A double-blind trial was conducted to assess the effects of empagliflozin in patients with heart failure and preserved ejection fraction. A total of 5,988 patients with class II–IV heart failure and an ejection fraction greater than 40% were randomly assigned to receive either empagliflozin (10 mg daily) or a placebo, in addition to their usual therapy. The primary outcome was a composite of cardiovascular death or hospitalization for heart failure.

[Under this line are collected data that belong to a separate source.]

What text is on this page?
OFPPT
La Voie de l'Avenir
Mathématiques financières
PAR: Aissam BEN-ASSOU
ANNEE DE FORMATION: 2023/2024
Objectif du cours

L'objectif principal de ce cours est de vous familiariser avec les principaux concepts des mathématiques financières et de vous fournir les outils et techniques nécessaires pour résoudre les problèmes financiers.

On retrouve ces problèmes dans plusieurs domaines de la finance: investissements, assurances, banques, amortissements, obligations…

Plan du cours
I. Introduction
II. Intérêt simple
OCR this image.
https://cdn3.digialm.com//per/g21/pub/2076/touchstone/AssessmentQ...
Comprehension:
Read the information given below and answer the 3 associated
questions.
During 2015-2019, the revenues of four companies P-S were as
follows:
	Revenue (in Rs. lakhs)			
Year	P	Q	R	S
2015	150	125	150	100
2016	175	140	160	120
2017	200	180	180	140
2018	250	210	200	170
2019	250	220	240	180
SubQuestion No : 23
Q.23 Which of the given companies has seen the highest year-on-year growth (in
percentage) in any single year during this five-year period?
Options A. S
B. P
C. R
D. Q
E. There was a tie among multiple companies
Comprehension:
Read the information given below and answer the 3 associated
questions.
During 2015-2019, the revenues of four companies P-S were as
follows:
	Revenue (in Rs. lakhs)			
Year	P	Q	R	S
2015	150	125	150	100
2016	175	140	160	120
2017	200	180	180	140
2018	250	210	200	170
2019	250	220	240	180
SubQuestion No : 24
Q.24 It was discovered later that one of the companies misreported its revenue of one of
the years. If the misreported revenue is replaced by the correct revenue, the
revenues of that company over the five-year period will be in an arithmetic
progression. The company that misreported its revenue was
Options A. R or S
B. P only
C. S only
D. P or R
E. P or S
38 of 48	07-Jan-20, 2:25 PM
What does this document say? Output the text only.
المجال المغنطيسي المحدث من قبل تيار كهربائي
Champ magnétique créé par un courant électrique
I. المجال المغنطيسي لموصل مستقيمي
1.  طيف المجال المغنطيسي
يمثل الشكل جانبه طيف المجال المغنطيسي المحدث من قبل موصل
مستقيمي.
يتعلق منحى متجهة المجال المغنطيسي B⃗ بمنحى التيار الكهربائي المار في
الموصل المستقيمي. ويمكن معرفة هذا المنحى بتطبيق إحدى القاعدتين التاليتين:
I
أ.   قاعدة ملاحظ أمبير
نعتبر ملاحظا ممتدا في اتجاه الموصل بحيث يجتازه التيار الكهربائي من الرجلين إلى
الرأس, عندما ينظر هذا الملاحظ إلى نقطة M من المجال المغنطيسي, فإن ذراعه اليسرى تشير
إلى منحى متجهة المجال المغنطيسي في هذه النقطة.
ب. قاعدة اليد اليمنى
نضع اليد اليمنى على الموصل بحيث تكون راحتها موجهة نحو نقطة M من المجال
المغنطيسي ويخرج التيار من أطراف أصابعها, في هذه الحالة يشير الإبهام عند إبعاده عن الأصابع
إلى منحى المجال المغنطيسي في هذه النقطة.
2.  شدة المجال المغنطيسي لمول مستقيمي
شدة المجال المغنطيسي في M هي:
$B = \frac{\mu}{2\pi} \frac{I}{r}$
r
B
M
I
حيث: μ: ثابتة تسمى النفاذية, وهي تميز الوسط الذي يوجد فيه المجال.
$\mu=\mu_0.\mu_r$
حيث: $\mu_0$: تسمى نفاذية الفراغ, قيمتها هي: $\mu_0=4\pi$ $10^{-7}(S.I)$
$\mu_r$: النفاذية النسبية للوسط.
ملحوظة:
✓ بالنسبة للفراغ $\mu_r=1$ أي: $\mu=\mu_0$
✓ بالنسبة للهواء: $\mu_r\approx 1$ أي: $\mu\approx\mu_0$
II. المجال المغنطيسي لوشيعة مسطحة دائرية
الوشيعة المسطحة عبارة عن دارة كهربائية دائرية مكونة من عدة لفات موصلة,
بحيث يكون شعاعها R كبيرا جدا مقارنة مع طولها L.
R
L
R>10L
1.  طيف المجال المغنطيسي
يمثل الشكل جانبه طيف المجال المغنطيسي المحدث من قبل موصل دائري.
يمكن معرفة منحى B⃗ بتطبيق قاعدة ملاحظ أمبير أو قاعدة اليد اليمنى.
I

Over a median follow-up of 26.2 months, empagliflozin significantly reduced the risk of the primary outcome compared to placebo, with 13.8% of patients in the empagliflozin group experiencing a primary outcome event, vs 17.1% in the placebo group (hazard ratio, 0.79; P<0.001). The reduction was primarily driven by fewer hospitalizations for heart failure in the empagliflozin group. The benefit of empagliflozin was consistent in patients with or without diabetes. However, there was a higher incidence of uncomplicated genital and urinary tract infections and hypotension in the empagliflozin group. In conclusion, empagliflozin reduced the risk of cardiovascular death or hospitalization for heart failure in patients with heart failure and preserved ejection fraction, irrespective of diabetes status.

Reference: Anker SD, Butler J, Filippatos G, et al. Empagliflozin in Heart Failure with a Preserved Ejection Fraction. N Engl J Med. 2021;385(16):1451-1461. doi: 10.1056/NEJMoa2107038.